Service.doinvoke

I have the following case:
IDataCursor pipelineCursor = pipeline.getCursor();
String messageType = IDataUtil.getString(pipelineCursor, “MessageType”);
String header = IDataUtil.getString(pipelineCursor, “SourceHeaderType”);
String packageName = IDataUtil.getString(pipelineCursor, “PackageName”);
String rootElement = IDataUtil.getString(pipelineCursor, “rootElement”);

pipelineCursor.destroy();

IData result = Service.doInvoke(packageName,header+“_”+messageType,pipeline);

How can I set the result back to the existing pipeline?

I do not exactly understand your problem, is it about getting the result of the called procedure into the IDate result or placing the contents of result in to the output of the calling Java service?
If the latter just use the “generate code for implementation” from Developer to get an example on how to place data into the outgoing pipeline. The contents of result can be access with the standard API. I would not place result directly because it is the output pipeline of the called service.
You should also consider avoiding calles from Java services back to IS services. Sometimes it is needed, but most of the time it can be done in a wrapping flow service.

It is about placing the results of the calling service back to the pipeline. The IData result is itself a pipeline. Therefor I would like to merge the result back to the original one.

Get the single values you want to join out of the pipeline of the subflow and place them as new values in the output of the current service. This way you are sure to have only specified return values in the output.
I wouldn’t try to just merge the two pipelines, I don’t like the merge of pipelines between calling flow services and called flows anyway.

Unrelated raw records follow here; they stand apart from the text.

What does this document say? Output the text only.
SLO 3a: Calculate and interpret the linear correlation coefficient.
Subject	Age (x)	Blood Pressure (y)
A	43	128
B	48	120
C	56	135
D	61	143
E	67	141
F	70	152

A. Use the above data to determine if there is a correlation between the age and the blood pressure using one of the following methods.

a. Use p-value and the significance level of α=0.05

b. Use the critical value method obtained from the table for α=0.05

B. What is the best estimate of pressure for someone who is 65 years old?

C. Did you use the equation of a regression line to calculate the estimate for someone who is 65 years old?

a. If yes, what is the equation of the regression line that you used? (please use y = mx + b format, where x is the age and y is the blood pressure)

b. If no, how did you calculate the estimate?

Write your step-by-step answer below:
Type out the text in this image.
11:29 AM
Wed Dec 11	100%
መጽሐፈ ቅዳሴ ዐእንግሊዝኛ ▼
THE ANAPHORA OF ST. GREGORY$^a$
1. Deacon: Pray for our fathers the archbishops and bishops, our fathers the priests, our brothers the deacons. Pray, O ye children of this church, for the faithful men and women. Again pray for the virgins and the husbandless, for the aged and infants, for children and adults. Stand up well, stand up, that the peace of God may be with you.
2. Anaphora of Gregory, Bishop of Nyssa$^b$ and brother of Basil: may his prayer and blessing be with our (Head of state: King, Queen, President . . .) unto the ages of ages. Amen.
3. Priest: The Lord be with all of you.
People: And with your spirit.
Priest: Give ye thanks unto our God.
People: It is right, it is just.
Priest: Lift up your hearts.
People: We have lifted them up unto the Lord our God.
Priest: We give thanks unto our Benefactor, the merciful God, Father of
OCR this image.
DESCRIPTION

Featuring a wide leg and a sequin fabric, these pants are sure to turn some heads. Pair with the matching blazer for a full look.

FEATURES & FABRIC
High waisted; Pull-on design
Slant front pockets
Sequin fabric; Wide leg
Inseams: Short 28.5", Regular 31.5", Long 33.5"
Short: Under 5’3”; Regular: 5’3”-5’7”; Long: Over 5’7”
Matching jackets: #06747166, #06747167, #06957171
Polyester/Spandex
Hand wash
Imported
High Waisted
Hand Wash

Yes but that means that I for sure know what value/pairs are in the pipeline. I would like to use it as generic service which will return all the given values back to the pipeline.

IDataUtil.merge(IData src, IData dst)

“I don’t like the merge of pipelines between calling flow services and called flows anyway.”

I’m not sure why this would be an objection–invoking any service “normally” will have the same risk of pipeline “litter.” If one is concerned about that then the caller to the Java service can specify a scope when calling or call it via a transformer.